Paprika (sprinkle right from can over each side of the chicken tenders)

Salt and pepper to taste

2 tbsp. olive oil for the chicken

1 tbsp. olive oil for the onion/peach mix

Handful of blueberries and some mint for garnish

Saute the chicken tenders in the olive oil. Sprinkle each tender with paprika, salt and pepper.

Drain on paper. Place each tender on a separate plate

In same pan, add a bit more oil sauté the onion until soft, then add chopped peach. Heat through. Pour some over each chicken tender. Garnish with mint and blueberries.

Easy Chicken Tender Skewers

Serves 6 or 8.

1 package chicken tenders

Drained black olives, enough for one for each skewer

Small wooden skewers

Twice the number of grape tomatoes

Drained green olives

Saute the chicken tenders in the olive oil. Sprinkle each tender with paprika, salt and pepper.

Drain on paper. Place each tender on a separate plate. Cut each tender into 3 pieces.

Place on skewer alternating with the grape tomatoes and olives. Place one skewer on each plate and garnish with mint or basil.

Sausage Stuffed Mushrooms

Serves 8.

8 large white mushroom caps, brushed and ready to sauté (If you don’t want to use mushrooms you can use bought phylly cups.

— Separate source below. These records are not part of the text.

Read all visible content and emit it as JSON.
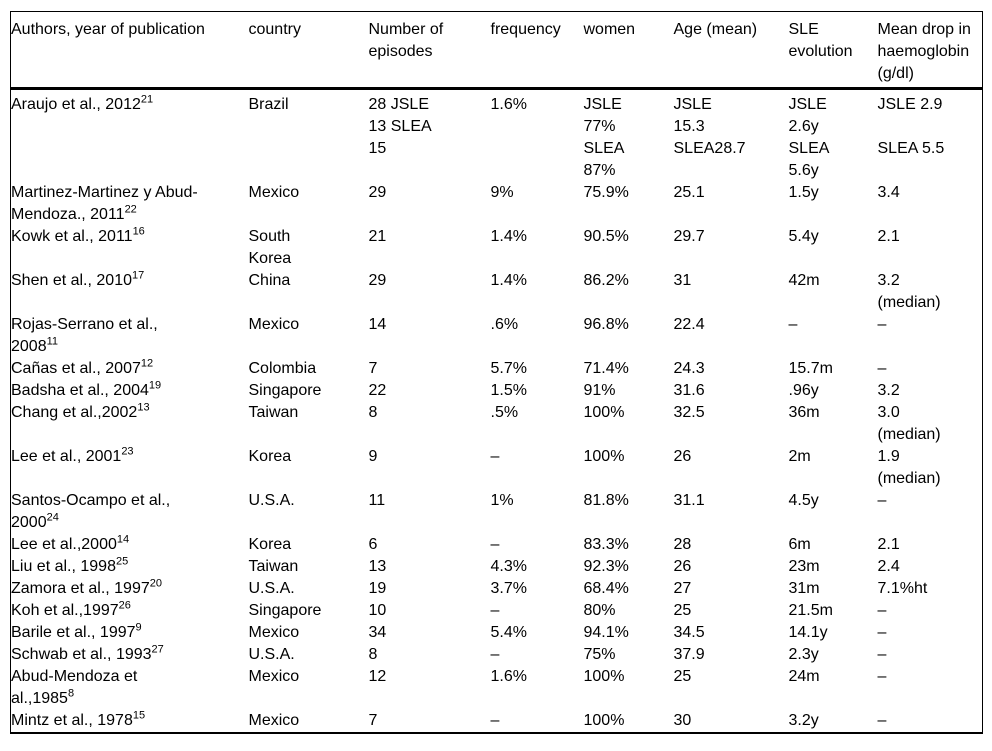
{
  "colors": {
    "background": "#ffffff",
    "text": "#000000",
    "border": "#000000"
  },
  "table": {
    "headers": [
      "Authors, year of publication",
      "country",
      "Number of episodes",
      "frequency",
      "women",
      "Age (mean)",
      "SLE evolution",
      "Mean drop in haemoglobin (g/dl)"
    ],
    "rows": [
      {
        "author": "Araujo et al., 2012",
        "ref": "21",
        "country": "Brazil",
        "episodes": "28 JSLE\n13 SLEA\n15",
        "frequency": "1.6%",
        "women": "JSLE\n77%\nSLEA\n87%",
        "age": "JSLE\n15.3\nSLEA28.7",
        "sle_evolution": "JSLE\n2.6y\nSLEA\n5.6y",
        "mean_drop": "JSLE 2.9\n\nSLEA 5.5"
      },
      {
        "author": "Martinez-Martinez y Abud-\nMendoza., 2011",
        "ref": "22",
        "country": "Mexico",
        "episodes": "29",
        "frequency": "9%",
        "women": "75.9%",
        "age": "25.1",
        "sle_evolution": "1.5y",
        "mean_drop": "3.4"
      },
      {
        "author": "Kowk et al., 2011",
        "ref": "16",
        "country": "South\nKorea",
        "episodes": "21",
        "frequency": "1.4%",
        "women": "90.5%",
        "age": "29.7",
        "sle_evolution": "5.4y",
        "mean_drop": "2.1"
      },
      {
        "author": "Shen et al., 2010",
        "ref": "17",
        "country": "China",
        "episodes": "29",
        "frequency": "1.4%",
        "women": "86.2%",
        "age": "31",
        "sle_evolution": "42m",
        "mean_drop": "3.2\n(median)"
      },
      {
        "author": "Rojas-Serrano et al.,\n2008",
        "ref": "11",
        "country": "Mexico",
        "episodes": "14",
        "frequency": ".6%",
        "women": "96.8%",
        "age": "22.4",
        "sle_evolution": "–",
        "mean_drop": "–"
      },
      {
        "author": "Cañas et al., 2007",
        "ref": "12",
        "country": "Colombia",
        "episodes": "7",
        "frequency": "5.7%",
        "women": "71.4%",
        "age": "24.3",
        "sle_evolution": "15.7m",
        "mean_drop": "–"
      },
      {
        "author": "Badsha et al., 2004",
        "ref": "19",
        "country": "Singapore",
        "episodes": "22",
        "frequency": "1.5%",
        "women": "91%",
        "age": "31.6",
        "sle_evolution": ".96y",
        "mean_drop": "3.2"
      },
      {
        "author": "Chang et al.,2002",
        "ref": "13",
        "country": "Taiwan",
        "episodes": "8",
        "frequency": ".5%",
        "women": "100%",
        "age": "32.5",
        "sle_evolution": "36m",
        "mean_drop": "3.0\n(median)"
      },
      {
        "author": "Lee et al., 2001",
        "ref": "23",
        "country": "Korea",
        "episodes": "9",
        "frequency": "–",
        "women": "100%",
        "age": "26",
        "sle_evolution": "2m",
        "mean_drop": "1.9\n(median)"
      },
      {
        "author": "Santos-Ocampo et al.,\n2000",
        "ref": "24",
        "country": "U.S.A.",
        "episodes": "11",
        "frequency": "1%",
        "women": "81.8%",
        "age": "31.1",
        "sle_evolution": "4.5y",
        "mean_drop": "–"
      },
      {
        "author": "Lee et al.,2000",
        "ref": "14",
        "country": "Korea",
        "episodes": "6",
        "frequency": "–",
        "women": "83.3%",
        "age": "28",
        "sle_evolution": "6m",
        "mean_drop": "2.1"
      },
      {
        "author": "Liu et al., 1998",
        "ref": "25",
        "country": "Taiwan",
        "episodes": "13",
        "frequency": "4.3%",
        "women": "92.3%",
        "age": "26",
        "sle_evolution": "23m",
        "mean_drop": "2.4"
      },
      {
        "author": "Zamora et al., 1997",
        "ref": "20",
        "country": "U.S.A.",
        "episodes": "19",
        "frequency": "3.7%",
        "women": "68.4%",
        "age": "27",
        "sle_evolution": "31m",
        "mean_drop": "7.1%ht"
      },
      {
        "author": "Koh et al.,1997",
        "ref": "26",
        "country": "Singapore",
        "episodes": "10",
        "frequency": "–",
        "women": "80%",
        "age": "25",
        "sle_evolution": "21.5m",
        "mean_drop": "–"
      },
      {
        "author": "Barile et al., 1997",
        "ref": "9",
        "country": "Mexico",
        "episodes": "34",
        "frequency": "5.4%",
        "women": "94.1%",
        "age": "34.5",
        "sle_evolution": "14.1y",
        "mean_drop": "–"
      },
      {
        "author": "Schwab et al., 1993",
        "ref": "27",
        "country": "U.S.A.",
        "episodes": "8",
        "frequency": "–",
        "women": "75%",
        "age": "37.9",
        "sle_evolution": "2.3y",
        "mean_drop": "–"
      },
      {
        "author": "Abud-Mendoza et\nal.,1985",
        "ref": "8",
        "country": "Mexico",
        "episodes": "12",
        "frequency": "1.6%",
        "women": "100%",
        "age": "25",
        "sle_evolution": "24m",
        "mean_drop": "–"
      },
      {
        "author": "Mintz et al., 1978",
        "ref": "15",
        "country": "Mexico",
        "episodes": "7",
        "frequency": "–",
        "women": "100%",
        "age": "30",
        "sle_evolution": "3.2y",
        "mean_drop": "–"
      }
    ]
  }
}
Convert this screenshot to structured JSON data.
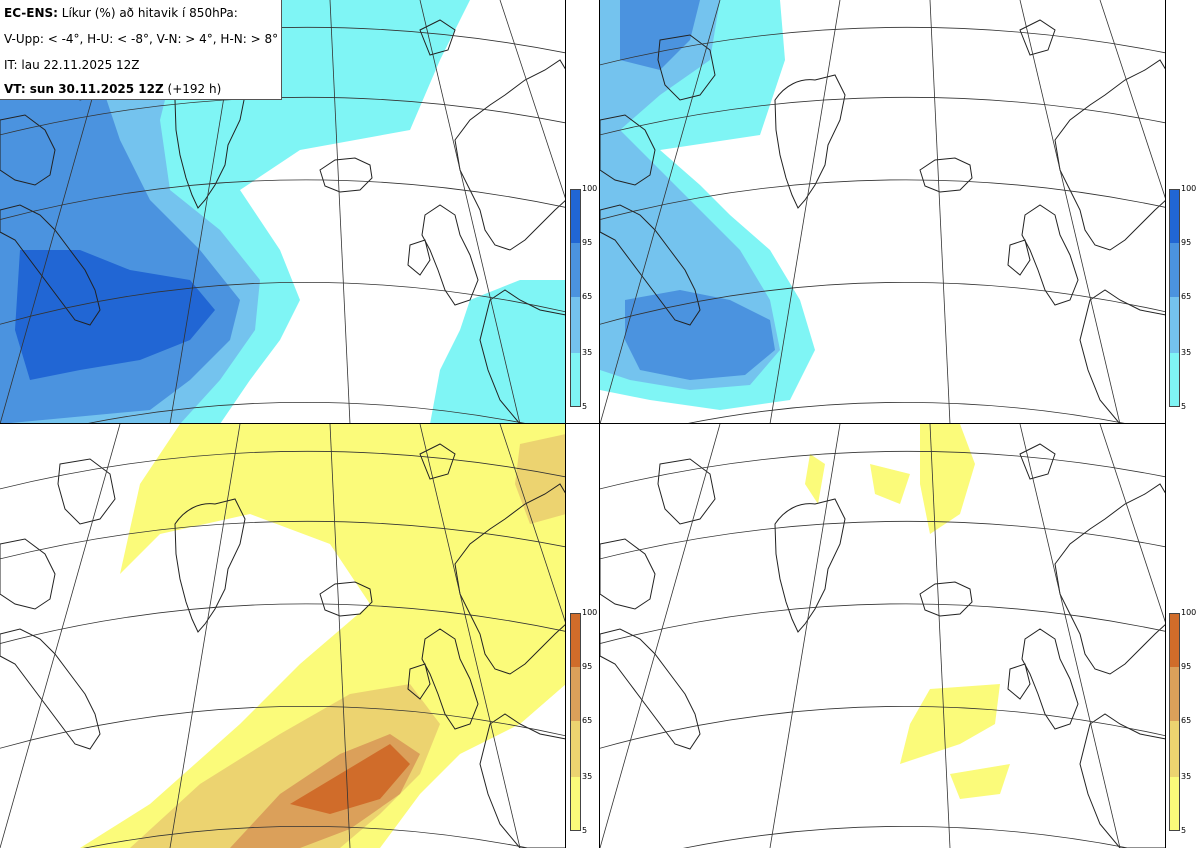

These are smaller, serve 2 per person.)

1 4-ounce piecesweet sausage (Italian) cut into bits, out of the casing

1 4-ounce hot sausage (Italian) cut into bits, out of the casing

1/4 cup Progresso Italian bread crumbs

2 tbsp. grated Pecorino Romano cheese

1 egg

2 tbsp. olive oil

Salt and pepper to taste

Parsley and red pepper slices for garnish

Saute the mushrooms on each side, let drain on paper. While they are draining, sauté sausage, and drain.

Mix sausage with the egg and bread crumbs.

Spoon some filling into each mushroom cap (or the phyllo cups). Heat in oven just before serving. Garnish with a piece of red pepper and some parsley.